On November 4, 2021, BioRestorative Therapies, Inc. (the “Company”) entered into an underwriting agreement (the “Underwriting
Agreement”) with Roth Capital Partners, as representative of the underwriters named in the Underwriting Agreement (the “Underwriters”). Pursuant to the terms and conditions of the Underwriting Agreement, the Company agreed to sell to the
Underwriters 2,300,000 units (the “Units”), each consisting of one share of its common stock, par value $0.0001 per share (“Common Stock”), and one warrant to purchase one share of Common Stock (the “Warrants”), at a price of $10.00 per Unit
(the “Offering”), less underwriting discounts and commissions. The Offering is expected to close on November 9, 2021, subject to customary closing conditions. Also, pursuant to the Underwriting Agreement, the Underwriters have been granted by
the Company a 45-day option to purchase up to 345,000 additional shares of Common Stock and/or Warrants to purchase up to 345,000 additional shares of Common Stock to cover over-allotments, if any. On November 5, 2021, the over-allotment
option as to the Warrants for the purchase of 345,000 shares of Common Stock was exercised. The Warrants have a per share exercise price of $10.00 (100% of the public offering price of the Units), are exercisable immediately and expire five
years from the date of issuance.
The shares of Common Stock and the Warrants will be issued pursuant to a registration statement on Form S-1, as amended
(Registration No. 333-204672), which was declared effective by the Securities and Exchange Commission (the “Commission”) on November 4, 2021, and a registration statement on Form S-IMEF (Registration No. 333-260792), which was declared
effective by the Commission on November 4, 2021. The Underwriting Agreement contains customary representations, warranties and agreements by the Company, customary conditions to closing, indemnification obligations of the Company and the
Underwriters, including for liabilities under the Securities Act of 1933, as amended, and other obligations of the parties and termination provisions.

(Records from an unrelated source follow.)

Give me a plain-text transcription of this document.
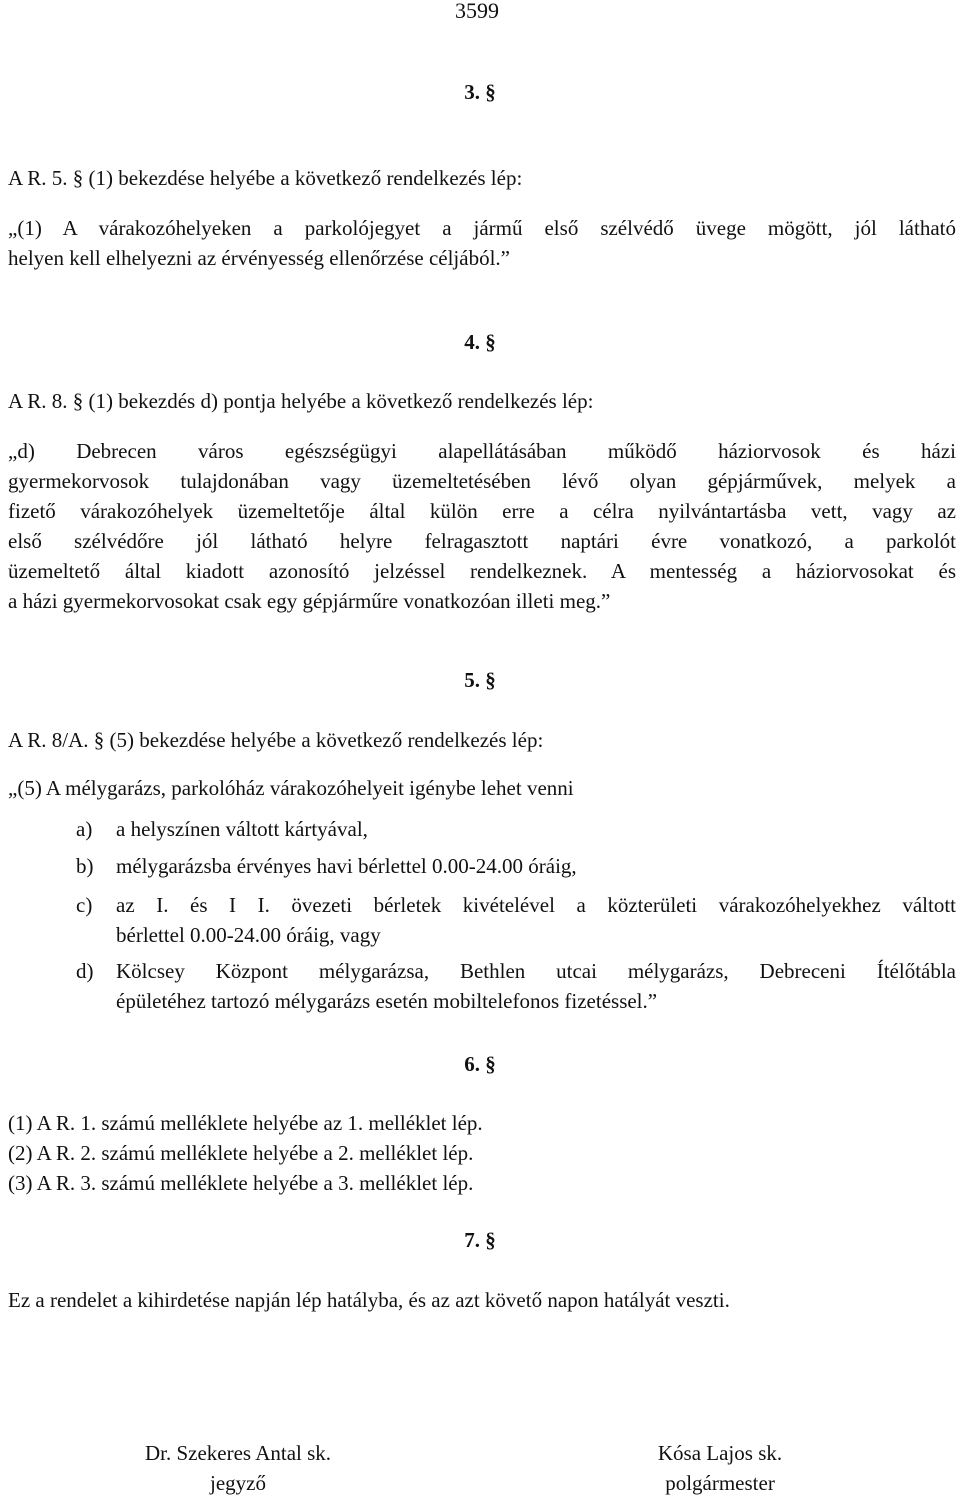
3599
3. §
A R. 5. § (1) bekezdése helyébe a következő rendelkezés lép:
„(1) A várakozóhelyeken a parkolójegyet a jármű első szélvédő üvege mögött, jól látható
helyen kell elhelyezni az érvényesség ellenőrzése céljából.”
4. §
A R. 8. § (1) bekezdés d) pontja helyébe a következő rendelkezés lép:
„d) Debrecen város egészségügyi alapellátásában működő háziorvosok és házi
gyermekorvosok tulajdonában vagy üzemeltetésében lévő olyan gépjárművek, melyek a
fizető várakozóhelyek üzemeltetője által külön erre a célra nyilvántartásba vett, vagy az
első szélvédőre jól látható helyre felragasztott naptári évre vonatkozó, a parkolót
üzemeltető által kiadott azonosító jelzéssel rendelkeznek. A mentesség a háziorvosokat és
a házi gyermekorvosokat csak egy gépjárműre vonatkozóan illeti meg.”
5. §
A R. 8/A. § (5) bekezdése helyébe a következő rendelkezés lép:
„(5) A mélygarázs, parkolóház várakozóhelyeit igénybe lehet venni
a) a helyszínen váltott kártyával,
b) mélygarázsba érvényes havi bérlettel 0.00-24.00 óráig,
c) az I. és I I. övezeti bérletek kivételével a közterületi várakozóhelyekhez váltott
bérlettel 0.00-24.00 óráig, vagy
d) Kölcsey Központ mélygarázsa, Bethlen utcai mélygarázs, Debreceni Ítélőtábla
épületéhez tartozó mélygarázs esetén mobiltelefonos fizetéssel.”
6. §
(1) A R. 1. számú melléklete helyébe az 1. melléklet lép.
(2) A R. 2. számú melléklete helyébe a 2. melléklet lép.
(3) A R. 3. számú melléklete helyébe a 3. melléklet lép.
7. §
Ez a rendelet a kihirdetése napján lép hatályba, és az azt követő napon hatályát veszti.
Dr. Szekeres Antal sk.
jegyző
Kósa Lajos sk.
polgármester
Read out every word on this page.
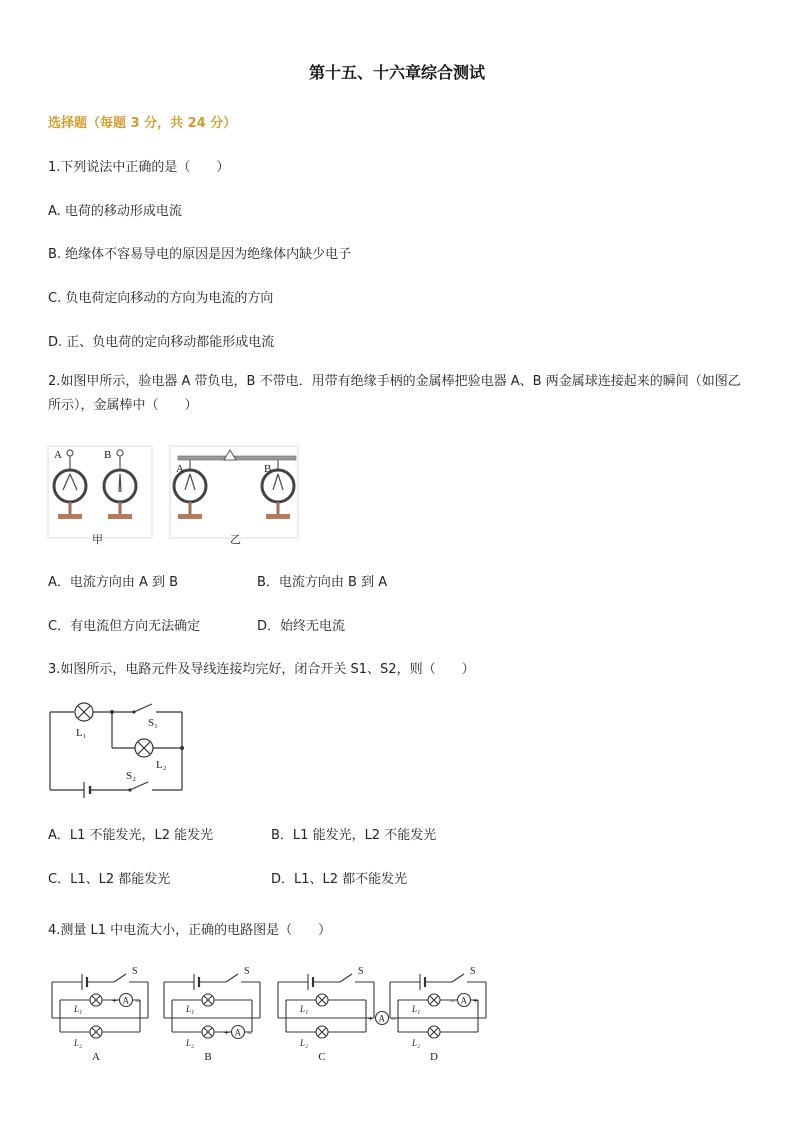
第十五、十六章综合测试
选择题（每题 3 分，共 24 分）
1.下列说法中正确的是（　　）
A. 电荷的移动形成电流
B. 绝缘体不容易导电的原因是因为绝缘体内缺少电子
C. 负电荷定向移动的方向为电流的方向
D. 正、负电荷的定向移动都能形成电流
2.如图甲所示，验电器 A 带负电，B 不带电．用带有绝缘手柄的金属棒把验电器 A、B 两金属球连接起来的瞬间（如图乙所示），金属棒中（　　）
A	B
甲
A	B
乙
A．电流方向由 A 到 B	B．电流方向由 B 到 A
C．有电流但方向无法确定	D．始终无电流
3.如图所示，电路元件及导线连接均完好，闭合开关 S1、S2，则（　　）
L₁
S₁
L₂
S₂
A．L1 不能发光，L2 能发光	B．L1 能发光，L2 不能发光
C．L1、L2 都能发光	D．L1、L2 都不能发光
4.测量 L1 中电流大小，正确的电路图是（　　）
S
L₁
L₂
A
+ −
A
S
L₁
L₂
A
+ −
B
S
L₁
L₂
A
+ −
C
S
L₁
L₂
A +
−
D
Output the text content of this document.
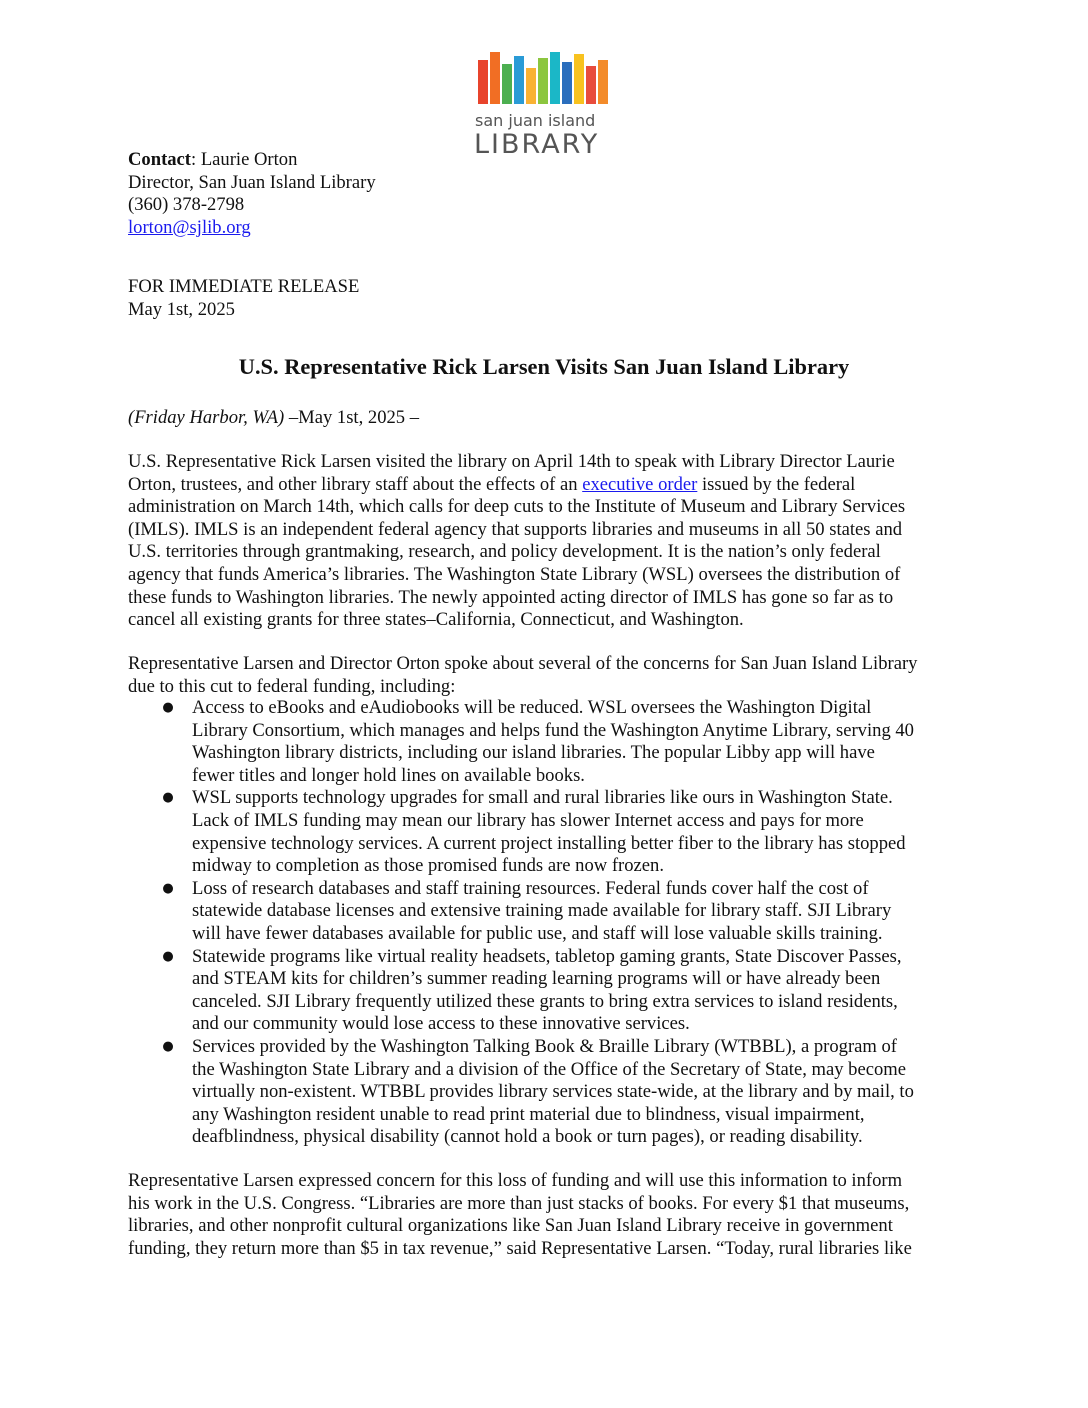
san juan island
LIBRARY
Contact: Laurie Orton
Director, San Juan Island Library
(360) 378-2798
lorton@sjlib.org
FOR IMMEDIATE RELEASE
May 1st, 2025
U.S. Representative Rick Larsen Visits San Juan Island Library
(Friday Harbor, WA) –May 1st, 2025 –
U.S. Representative Rick Larsen visited the library on April 14th to speak with Library Director Laurie
Orton, trustees, and other library staff about the effects of an executive order issued by the federal
administration on March 14th, which calls for deep cuts to the Institute of Museum and Library Services
(IMLS). IMLS is an independent federal agency that supports libraries and museums in all 50 states and
U.S. territories through grantmaking, research, and policy development. It is the nation’s only federal
agency that funds America’s libraries. The Washington State Library (WSL) oversees the distribution of
these funds to Washington libraries. The newly appointed acting director of IMLS has gone so far as to
cancel all existing grants for three states–California, Connecticut, and Washington.
Representative Larsen and Director Orton spoke about several of the concerns for San Juan Island Library
due to this cut to federal funding, including:
● Access to eBooks and eAudiobooks will be reduced. WSL oversees the Washington Digital
Library Consortium, which manages and helps fund the Washington Anytime Library, serving 40
Washington library districts, including our island libraries. The popular Libby app will have
fewer titles and longer hold lines on available books.
● WSL supports technology upgrades for small and rural libraries like ours in Washington State.
Lack of IMLS funding may mean our library has slower Internet access and pays for more
expensive technology services. A current project installing better fiber to the library has stopped
midway to completion as those promised funds are now frozen.
● Loss of research databases and staff training resources. Federal funds cover half the cost of
statewide database licenses and extensive training made available for library staff. SJI Library
will have fewer databases available for public use, and staff will lose valuable skills training.
● Statewide programs like virtual reality headsets, tabletop gaming grants, State Discover Passes,
and STEAM kits for children’s summer reading learning programs will or have already been
canceled. SJI Library frequently utilized these grants to bring extra services to island residents,
and our community would lose access to these innovative services.
● Services provided by the Washington Talking Book & Braille Library (WTBBL), a program of
the Washington State Library and a division of the Office of the Secretary of State, may become
virtually non-existent. WTBBL provides library services state-wide, at the library and by mail, to
any Washington resident unable to read print material due to blindness, visual impairment,
deafblindness, physical disability (cannot hold a book or turn pages), or reading disability.
Representative Larsen expressed concern for this loss of funding and will use this information to inform
his work in the U.S. Congress. “Libraries are more than just stacks of books. For every $1 that museums,
libraries, and other nonprofit cultural organizations like San Juan Island Library receive in government
funding, they return more than $5 in tax revenue,” said Representative Larsen. “Today, rural libraries like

The net proceeds to the Company from the offering are approximately $20,869,000, after deducting the underwriting discounts and
commissions, and offering expenses payable by the Company. The Company intends to use the net proceeds from the offering as follows: (i) undertaking of clinical trials with respect to BRTX-100 and its related collection and delivery procedure;
(ii) pre-clinical research and development with respect to its ThermoStem Program; and (iii) for general corporate and working capital purposes.
The foregoing description of the Underwriting Agreement does not purport to be complete and is subject to, and qualified in its
entirety by reference to the full text of, the Underwriting Agreement, a copy of which is filed herewith as Exhibit 1.1.